Thursday, November 12, 2009

Case of the Inadvertent Interview?

After Kimberly Loomis left some really good questions in the comments to my post on novella niggles (sounds like a character from some British kid's book, doesn't it?) I thought the answers deserved a post of their own.

I have been giving the matter some serious thought and the novella probably will happen. Though I have been looking at some back burner projects that might fit the bill, right now I think I would rather move forward and try something new. There are vague ideas but nothing concrete yet.
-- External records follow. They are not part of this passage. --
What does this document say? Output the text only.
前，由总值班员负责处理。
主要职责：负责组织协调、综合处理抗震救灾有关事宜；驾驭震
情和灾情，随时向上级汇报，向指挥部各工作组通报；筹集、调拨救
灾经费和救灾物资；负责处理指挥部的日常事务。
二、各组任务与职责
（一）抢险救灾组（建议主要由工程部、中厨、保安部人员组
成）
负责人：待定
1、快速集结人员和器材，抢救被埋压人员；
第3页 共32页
I like the idea of starting something where I can get from "once upon a time" to "happily ever after" in a quicker fashion than the 100k word monsters I normally produce. Which format do I prefer? Normally, novels. Ever since I knew writing novels could be a job, I knew that was the job I wanted. Still, there are times when I want to try something different and a smaller canvas (somebody stop me if I get too far into visual arts references) suits that idea better. Since I think in big, sprawling stories with angst and adventure if at all possible, the novel gives me room to do that. I do think, however, that "Never Too Late" and "Queen of the Ocean" have their share of sprawl, even though they are sold as novel bytes, so that's probably part of my core story.

Forming the novella isn't that different from forming the novel; the characters usually come first, they give me a glimpse of their predicament, often the beginning and the end (not necessarily in that order) and I work from both ends toward the middle. The big difference is that the story has to be more compact and/or concentrated. Less room to wander keeps the focus tight. Which can be a good or bad thing depending on what stage of the game I am in when asked.

How do I go about researching the places into which I put my characters? If it's choosing where the setting should be, I usually observe the characters doing their thing for a while and see what their story will involve, and then the time and place of that presents itself. When I do know the time and place, the research process starts. I've had some really good courses on historical research, but the details that stick with me the most are sensory/intuitive. Since I'm a talker, my favorite research tool is people; find me someone who is an expert in Thing I Need To Know and I will pick their brains. I also love living history museums, even if they aren't in the exact time or place of my story.

1 comment:

Kimberly Loomis said...

Excellent information, Anna- thanks! It's always interesting (at least it is for me) to glimpse at how different people approach their art. Again- thanks for sharing!